Pasolini aveva profeticamente individuato nella distruzione della cultura popolare e contadina la dissoluzione del “senso del sacro”, inteso soprattutto in senso letterario e artistico, in quanto il potere riesce a convertire ogni istanza di contestazione in prodotti di consumo e di spettacolo. Quindi in momenti del proprio consolidamento.
E’ pertanto l’omologazione, anche estetica, ad annullare ogni democratico confronto. La nudità non ha più senso né artistico né spirituale. I corpi e l’idea stessa di bellezza finiscono standardizzati. Si tratta di un vero e proprio genocidio culturale. L’impegnativa allusione, carica di idee, di immaginazione, di suggestioni e di messaggi, cede il posto all’esibizione immediata, banale scorciatoia per emozioni brutali e tangibili. Crolla il livello estetico. Ha credibilità solo ciò che si vede. L’idea stessa viene declassata rispetto alla sua rappresentazione. Un iperrealismo che allontana dal trascendentale, dall’ascetismo, dalla spiritualità. L’attenzione al corpo vizia il funzionamento dello spirito, citando il Platone del “Fedone”. E l’ossessione del fisico finisce per colmare i vuoti lasciati dall’assenza del culto dell’anima.

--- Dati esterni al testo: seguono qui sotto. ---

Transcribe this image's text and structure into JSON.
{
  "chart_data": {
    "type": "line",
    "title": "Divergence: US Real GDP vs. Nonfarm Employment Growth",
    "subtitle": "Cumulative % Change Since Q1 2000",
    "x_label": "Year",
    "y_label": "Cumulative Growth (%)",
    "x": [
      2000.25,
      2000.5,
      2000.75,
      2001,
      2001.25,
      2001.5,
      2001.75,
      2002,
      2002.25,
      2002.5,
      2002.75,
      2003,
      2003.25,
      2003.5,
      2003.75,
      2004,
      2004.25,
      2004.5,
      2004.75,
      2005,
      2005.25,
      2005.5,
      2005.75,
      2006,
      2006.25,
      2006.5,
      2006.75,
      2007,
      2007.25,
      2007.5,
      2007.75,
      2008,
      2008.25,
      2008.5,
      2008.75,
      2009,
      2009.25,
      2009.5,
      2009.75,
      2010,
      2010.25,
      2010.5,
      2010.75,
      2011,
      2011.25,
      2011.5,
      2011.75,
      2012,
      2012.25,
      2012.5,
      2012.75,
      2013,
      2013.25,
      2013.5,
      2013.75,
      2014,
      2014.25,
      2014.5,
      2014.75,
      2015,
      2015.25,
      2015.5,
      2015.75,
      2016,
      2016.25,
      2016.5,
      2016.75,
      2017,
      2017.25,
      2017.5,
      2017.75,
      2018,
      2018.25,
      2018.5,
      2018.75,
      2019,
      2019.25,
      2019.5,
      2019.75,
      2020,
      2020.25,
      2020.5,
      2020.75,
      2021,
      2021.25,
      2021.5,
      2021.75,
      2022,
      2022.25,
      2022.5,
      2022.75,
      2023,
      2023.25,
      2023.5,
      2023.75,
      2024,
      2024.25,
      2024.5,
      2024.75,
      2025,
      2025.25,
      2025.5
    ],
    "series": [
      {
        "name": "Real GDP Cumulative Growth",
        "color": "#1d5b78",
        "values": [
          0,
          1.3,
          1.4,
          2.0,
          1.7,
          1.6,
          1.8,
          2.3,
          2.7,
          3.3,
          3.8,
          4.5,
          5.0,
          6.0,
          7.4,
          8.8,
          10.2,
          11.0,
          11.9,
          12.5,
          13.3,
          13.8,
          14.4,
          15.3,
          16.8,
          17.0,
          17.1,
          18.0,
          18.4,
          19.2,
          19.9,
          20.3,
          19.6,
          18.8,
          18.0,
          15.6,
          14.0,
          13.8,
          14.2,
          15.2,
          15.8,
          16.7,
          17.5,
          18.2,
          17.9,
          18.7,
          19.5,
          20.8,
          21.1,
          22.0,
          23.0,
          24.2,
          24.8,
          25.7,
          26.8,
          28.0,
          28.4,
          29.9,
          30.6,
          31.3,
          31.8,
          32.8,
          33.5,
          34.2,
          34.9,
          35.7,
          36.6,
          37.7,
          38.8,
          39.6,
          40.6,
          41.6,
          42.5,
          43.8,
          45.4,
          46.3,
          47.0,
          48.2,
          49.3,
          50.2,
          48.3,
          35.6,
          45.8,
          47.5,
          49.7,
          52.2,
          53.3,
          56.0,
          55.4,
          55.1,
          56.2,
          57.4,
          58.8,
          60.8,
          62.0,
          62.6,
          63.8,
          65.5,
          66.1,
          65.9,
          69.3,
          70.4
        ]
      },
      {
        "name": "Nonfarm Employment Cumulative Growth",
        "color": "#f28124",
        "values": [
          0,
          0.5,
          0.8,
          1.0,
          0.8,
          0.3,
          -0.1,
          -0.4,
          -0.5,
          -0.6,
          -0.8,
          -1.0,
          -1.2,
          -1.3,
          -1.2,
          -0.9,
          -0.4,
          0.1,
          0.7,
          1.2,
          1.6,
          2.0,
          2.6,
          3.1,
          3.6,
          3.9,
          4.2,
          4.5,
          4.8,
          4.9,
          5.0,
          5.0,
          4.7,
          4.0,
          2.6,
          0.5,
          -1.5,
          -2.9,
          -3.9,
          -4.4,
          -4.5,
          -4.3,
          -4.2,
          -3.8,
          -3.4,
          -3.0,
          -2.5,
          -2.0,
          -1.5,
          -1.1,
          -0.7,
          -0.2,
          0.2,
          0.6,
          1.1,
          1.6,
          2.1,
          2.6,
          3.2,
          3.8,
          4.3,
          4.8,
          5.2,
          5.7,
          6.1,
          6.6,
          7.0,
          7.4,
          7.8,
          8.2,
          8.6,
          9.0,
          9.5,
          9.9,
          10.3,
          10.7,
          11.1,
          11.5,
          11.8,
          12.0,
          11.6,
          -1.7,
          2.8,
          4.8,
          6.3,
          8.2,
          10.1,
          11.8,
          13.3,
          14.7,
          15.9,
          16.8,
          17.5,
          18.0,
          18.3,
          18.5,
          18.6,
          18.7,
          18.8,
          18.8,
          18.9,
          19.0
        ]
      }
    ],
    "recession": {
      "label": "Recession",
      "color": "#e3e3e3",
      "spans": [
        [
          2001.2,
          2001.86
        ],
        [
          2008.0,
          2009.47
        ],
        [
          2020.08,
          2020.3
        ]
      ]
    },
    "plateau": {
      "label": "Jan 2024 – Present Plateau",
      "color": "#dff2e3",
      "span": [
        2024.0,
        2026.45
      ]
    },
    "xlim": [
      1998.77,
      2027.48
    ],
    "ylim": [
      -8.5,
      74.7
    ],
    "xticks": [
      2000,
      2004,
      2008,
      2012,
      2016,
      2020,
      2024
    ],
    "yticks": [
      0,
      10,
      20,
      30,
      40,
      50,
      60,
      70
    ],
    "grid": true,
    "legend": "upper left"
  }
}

Non a caso in un profetico libro del 2000 (“Sul corpo”), il cardinale Carlo Maria Martini invitava a recuperare il valore sacro della fisicità, mettendo in guardia dagli idoli del sesso. “Il cristianesimo è tutto fondato sul corpo che Cristo ha assunto: è la religione del Logos incarnato, della Parola che si fa uomo. Dunque il cristianesimo ha al centro un corpo che nasce, cresce, comunica, si riproduce, si dilata, soffre, si ammala, guarisce, muore. Perché è nel farsi del corpo che vive la Parola – scriveva Martini. E ancora: “Il corpo dell’uomo e della donna è connessione tra necessità e libertà. Non è quindi la libertà del libertino schiavo di ogni impulso. Non è la libertà dello stoico che nega ogni impulso. E’ libertà di amare e dominare il proprio corpo. Nell’ottica del cristiano, la bellezza e l’armonia della sessualità è un’arte da apprendere, come la poesia, la pittura, la musica”.
C’è un recente sondaggio condotto non da Piepoli, ma dall’organizzazione internazionale “Save the children” che la dice lunga su questo virus dell’estetizzazione amorale. I ragazzi italiani tra i 12 e i 19 anni (il significativo campione ne comprende 453) avrebbe comportamenti a rischio dovuti a pratiche virtuali incentrate proprio sull’esibizione del corpo. Ben il 14% si metterebbe in posa per scatti sensuali da inviare in cambio soprattutto di ricariche telefoniche. La concezione mercificata del corpo, espropriato dalla propria identità, è ormai un modello acerbo. Non è lontana quell’offerta “al drago per rincorrere successo, notorietà e crescita economica”, richiamata da Veronica Lario nella sua celebre lettera.
“Una stampa mercenaria, prima o poi creerà un pubblico ignobile”. L’ha scritto Joseph Pulitzer, punto di riferimento del giornalismo mondiale. Come dargli torto?